A bit less variation in style here: mostly slabs, because slabs are what I'm so much better at.

  • Wall End Slab Direct (5c), Stanage.
    A great line requiring lots of faith and technique, as the crux is at the top away from gear.

  • Long John's Slab, (5c), Froggatt.
    Crank it out up to the flake and take care at the top.

  • Archangel (5b), Stanage.
    A compelling arete demanding dry hands and a steady head. And feet, come to that.

  • Great Slab (5b), Froggatt.
    Don't do what I did and fall off the crux. It hurts. Lots. (Don't fall off higher up either.)

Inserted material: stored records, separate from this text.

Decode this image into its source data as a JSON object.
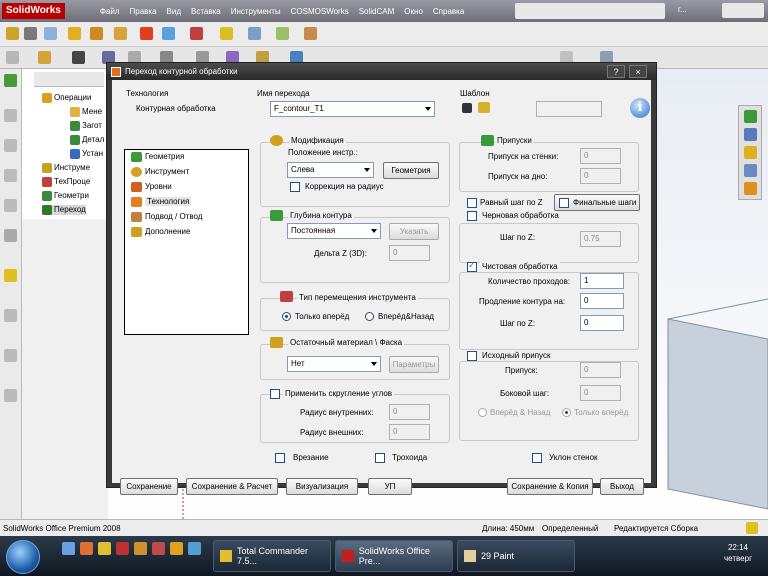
{
  "app": {
    "logo": "SolidWorks",
    "menu": [
      "Файл",
      "Правка",
      "Вид",
      "Вставка",
      "Инструменты",
      "COSMOSWorks",
      "SolidCAM",
      "Окно",
      "Справка"
    ],
    "title_tail": "г..."
  },
  "tree": {
    "items": [
      "Операции",
      "Мене",
      "Загот",
      "Детал",
      "Устан",
      "Инструме",
      "ТехПроце",
      "Геометри",
      "Переход"
    ]
  },
  "dialog": {
    "title": "Переход контурной обработки",
    "tech_label": "Технология",
    "tech_value": "Контурная обработка",
    "name_label": "Имя перехода",
    "name_value": "F_contour_T1",
    "template_label": "Шаблон",
    "nav": [
      "Геометрия",
      "Инструмент",
      "Уровни",
      "Технология",
      "Подвод / Отвод",
      "Дополнение"
    ],
    "nav_selected": 3,
    "mod": {
      "title": "Модификация",
      "pos_label": "Положение инстр.:",
      "pos_value": "Слева",
      "geom_button": "Геометрия",
      "radius_corr": "Коррекция на радиус"
    },
    "depth": {
      "title": "Глубина контура",
      "value": "Постоянная",
      "specify_button": "Указать",
      "delta_label": "Дельта Z (3D):",
      "delta_value": "0"
    },
    "move": {
      "title": "Тип перемещения инструмента",
      "opt1": "Только вперёд",
      "opt2": "Вперёд&Назад"
    },
    "rest": {
      "title": "Остаточный материал \\ Фаска",
      "value": "Нет",
      "params_button": "Параметры"
    },
    "rounding": {
      "title": "Применить скругление углов",
      "inner_label": "Радиус внутренних:",
      "inner_value": "0",
      "outer_label": "Радиус внешних:",
      "outer_value": "0"
    },
    "allowance": {
      "title": "Припуски",
      "wall_label": "Припуск на стенки:",
      "wall_value": "0",
      "floor_label": "Припуск на дно:",
      "floor_value": "0"
    },
    "equal_step": "Равный шаг по Z",
    "final_steps": "Финальные шаги",
    "rough": {
      "title": "Черновая обработка",
      "stepz_label": "Шаг по Z:",
      "stepz_value": "0.75"
    },
    "finish": {
      "title": "Чистовая обработка",
      "passes_label": "Количество проходов:",
      "passes_value": "1",
      "extend_label": "Продление контура на:",
      "extend_value": "0",
      "stepz_label": "Шаг по Z:",
      "stepz_value": "0"
    },
    "initial": {
      "title": "Исходный припуск",
      "allow_label": "Припуск:",
      "allow_value": "0",
      "side_label": "Боковой шаг:",
      "side_value": "0",
      "opt1": "Вперёд & Назад",
      "opt2": "Только вперёд"
    },
    "check_plunge": "Врезание",
    "check_trochoid": "Трохоида",
    "check_wall_slope": "Уклон стенок",
    "buttons": {
      "save": "Сохранение",
      "save_calc": "Сохранение & Расчет",
      "visualize": "Визуализация",
      "up": "УП",
      "save_copy": "Сохранение & Копия",
      "exit": "Выход"
    },
    "controls": {
      "help": "?",
      "close": "×"
    }
  },
  "status": {
    "product": "SolidWorks Office Premium 2008",
    "length": "Длина: 450мм",
    "state": "Определенный",
    "editing": "Редактируется Сборка"
  },
  "taskbar": {
    "items": [
      "Total Commander 7.5...",
      "SolidWorks Office Pre...",
      "29 Paint"
    ],
    "time": "22:14",
    "day": "четверг"
  },
  "colors": {
    "accent": "#1c5180",
    "title_dark": "#2a2a2a",
    "taskbar": "#0f1822"
  }
}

  • Comes the Dervish (5c), Vivian Quarry, Llanberis.
    The slate route that started it all. Only eases up when you reach the top slab.

  • Chalkstorm (5c), Roaches Lower Tier.
    All right, the guidebook gives it E4, but put some gear in the LH crack and head up and it feels E3-ish.

  • Kitten Claws (5c), Carreg-y-Barcud, North Pembroke.
    A long and very thin climb: take a double set of RPs as you won't get a full-size wire in for 70ft.

  • San Melas (5c), Roaches Skyline Area.
    Short, gear halfway up. How hard can a slab be? Very hard, without holds. Shorter but tougher than Chalkstorm.

  • Scarlet Runner (5c), Bus Stop Quarry, Llanberis.
    Again, this gets E4 (in the Slate guidebook - at least, the old one) so I pre-clipped the first bolt. Sustained! Others I've spoken to think the leading grade is more like E3; and I'd agree

  • Rambling Moses... (F6c/E3 6a), Dancing Ledge, Swanage.
    A very vertical slab! Downgraded to 6b+ in the latest guide - I don't agree. A tough workout with marvellous moves, and sustained. (Almost as long as the route's full name, in fact.)